The Hue lighting app is well designed and gives me a lot of control over not just the lighting configuration and on/off/dimming, but also setting a schedule (scenes and routines). I have the lights on a schedule for morning and night in addition to the typical turning on/off as needed.

The Amazon Echo integration works fine but is confusing to setup because the Alexa home automation configuration inherits naming from the Hue controller and then superimposes it’s own naming. If you don’t have these things in sync, as in named identically, things can get hairball pretty quickly.

I enjoyed the geek factor of “Alexa, entry lights on” for about 20 minutes… then it became annoying. This is the problem with voice control for those things that are normally analog, it is neither time nor effort efficient. Using the app to manage the lighting functionality is really inefficient and awkward, not to mention impractical in light of the fact that many people, of different ages, live in our house.

Another aspect of the Hue smart lighting that I did not anticipate is that in order for the lights to work via the app and controller, the light switches need to be in the on position as a normal state. This works fine until someone reflexively hits the wall switch to turn off the lights.

For new construction where you could install lighting to be hardwired for “on” and activated through a connected app but that will bring its own challenges. For outdoor lighting or fixed lighting that is used for accent or security functions, the Hue lighting makes a lot of sense. For the regular lighting that is used in a functional manner in the typical house, it just doesn’t work well.

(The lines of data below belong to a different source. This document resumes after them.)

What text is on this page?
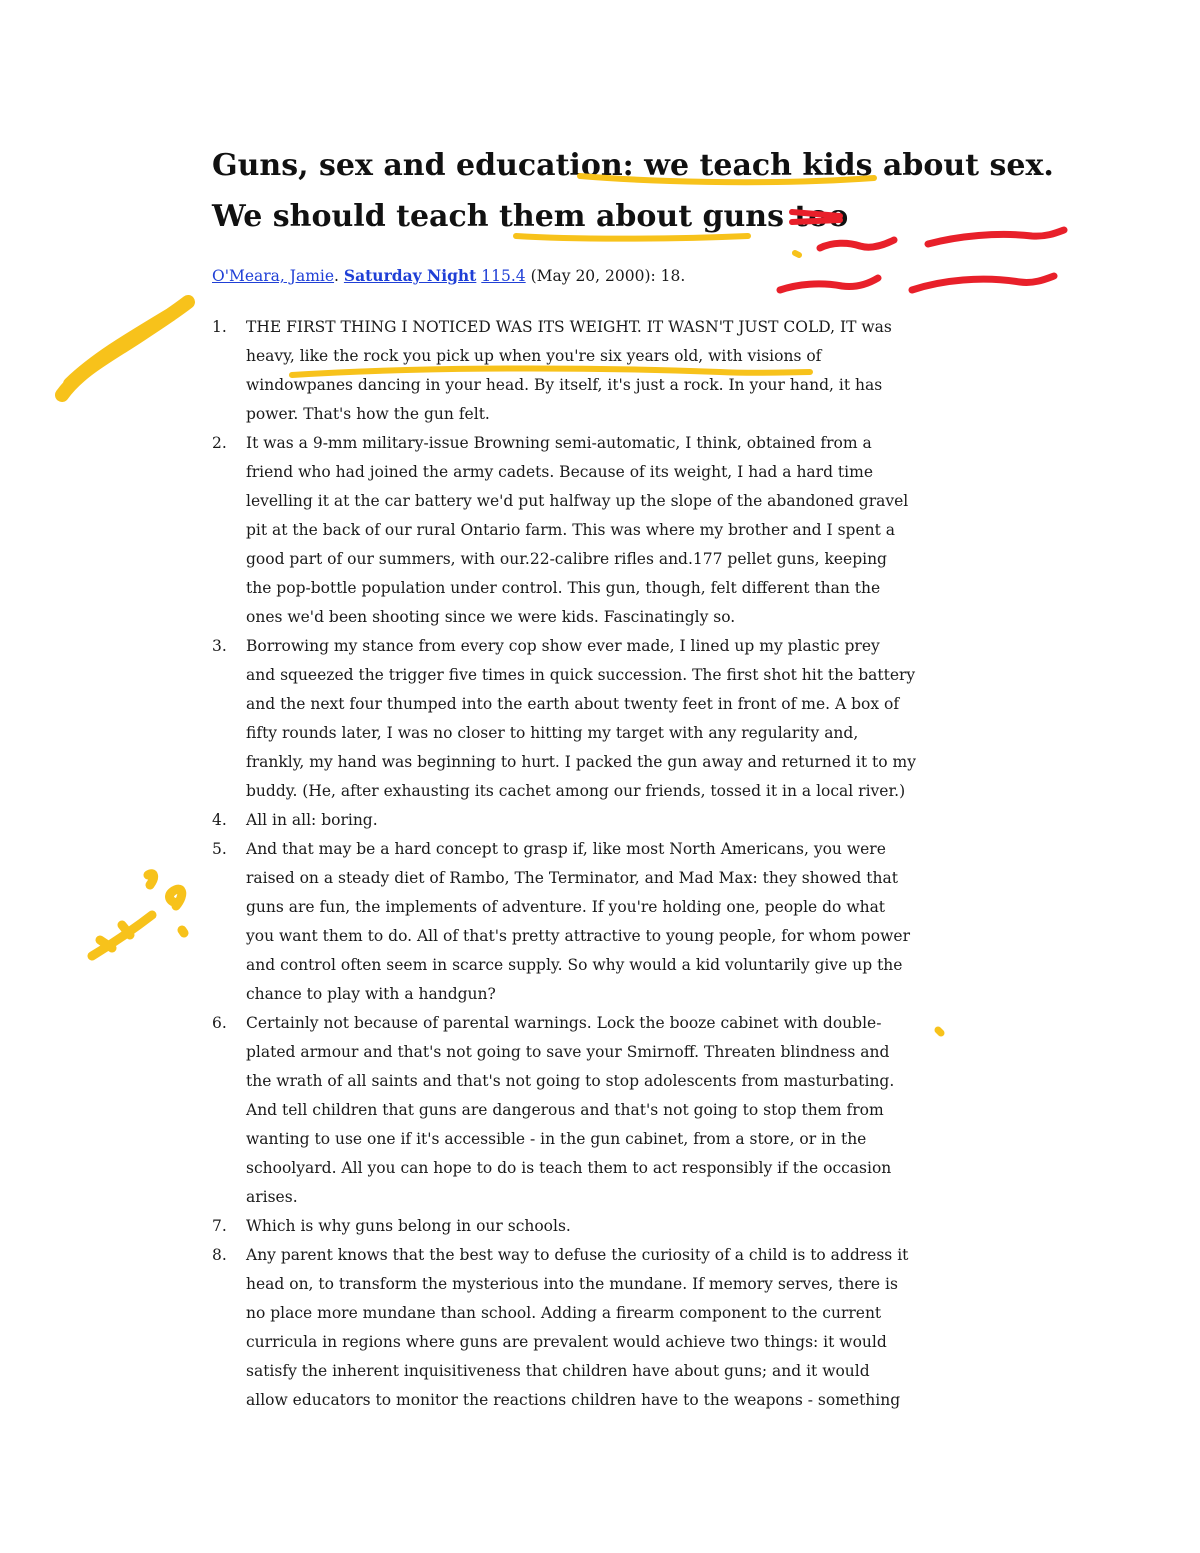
Guns, sex and education: we teach kids about sex.
We should teach them about guns too
O'Meara, Jamie. Saturday Night 115.4 (May 20, 2000): 18.
1. THE FIRST THING I NOTICED WAS ITS WEIGHT. IT WASN'T JUST COLD, IT was
heavy, like the rock you pick up when you're six years old, with visions of
windowpanes dancing in your head. By itself, it's just a rock. In your hand, it has
power. That's how the gun felt.
2. It was a 9-mm military-issue Browning semi-automatic, I think, obtained from a
friend who had joined the army cadets. Because of its weight, I had a hard time
levelling it at the car battery we'd put halfway up the slope of the abandoned gravel
pit at the back of our rural Ontario farm. This was where my brother and I spent a
good part of our summers, with our.22-calibre rifles and.177 pellet guns, keeping
the pop-bottle population under control. This gun, though, felt different than the
ones we'd been shooting since we were kids. Fascinatingly so.
3. Borrowing my stance from every cop show ever made, I lined up my plastic prey
and squeezed the trigger five times in quick succession. The first shot hit the battery
and the next four thumped into the earth about twenty feet in front of me. A box of
fifty rounds later, I was no closer to hitting my target with any regularity and,
frankly, my hand was beginning to hurt. I packed the gun away and returned it to my
buddy. (He, after exhausting its cachet among our friends, tossed it in a local river.)
4. All in all: boring.
5. And that may be a hard concept to grasp if, like most North Americans, you were
raised on a steady diet of Rambo, The Terminator, and Mad Max: they showed that
guns are fun, the implements of adventure. If you're holding one, people do what
you want them to do. All of that's pretty attractive to young people, for whom power
and control often seem in scarce supply. So why would a kid voluntarily give up the
chance to play with a handgun?
6. Certainly not because of parental warnings. Lock the booze cabinet with double-
plated armour and that's not going to save your Smirnoff. Threaten blindness and
the wrath of all saints and that's not going to stop adolescents from masturbating.
And tell children that guns are dangerous and that's not going to stop them from
wanting to use one if it's accessible - in the gun cabinet, from a store, or in the
schoolyard. All you can hope to do is teach them to act responsibly if the occasion
arises.
7. Which is why guns belong in our schools.
8. Any parent knows that the best way to defuse the curiosity of a child is to address it
head on, to transform the mysterious into the mundane. If memory serves, there is
no place more mundane than school. Adding a firearm component to the current
curricula in regions where guns are prevalent would achieve two things: it would
satisfy the inherent inquisitiveness that children have about guns; and it would
allow educators to monitor the reactions children have to the weapons - something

Rating: C. For specific use cases, e.g. landscape, this makes sense, otherwise I would recommend you pass. 

We recently renovated a bathroom in our house and in the floor we installed the Nuheat floor warming system with the Signature wifi-enabled thermostat. The Nuheat system is great, this is the third one we have installed in this house.

The Signature thermostat is easy to setup, connecting to Nuheat’s cloud service where config details are stored and synced between the app and system. I am not certain if this is the completely correct but it did require me to setup an online account in order to sync.

The Nuheat app is great for programming the thermostat but in terms of actively managing the system, it does not offer much functionality. The energy consumption feature is nonsensical, it just tells you when the system is on, per the schedule, instead of how much energy you are actually consuming.

Another missed opportunity was putting a motion sensor in the floor thermostat and using it to suspend the schedule upon prolonged periods of no activity.

Rating: C. Nice functionality for programming the schedule but a good UI should accomplish that without requiring an app. 

Finally, word about Apple Home. It doesn’t do much… 4 words.

Whatever value of Home is provided by having all Home-enabled smart accessories in one dashboard is negated by the cumbersome methods for managing said accessories. Actually, that is not totally fair, the Hue lighting controls are easier to use in Home than in the Hue app but scenes and schedule are not available through the Home app.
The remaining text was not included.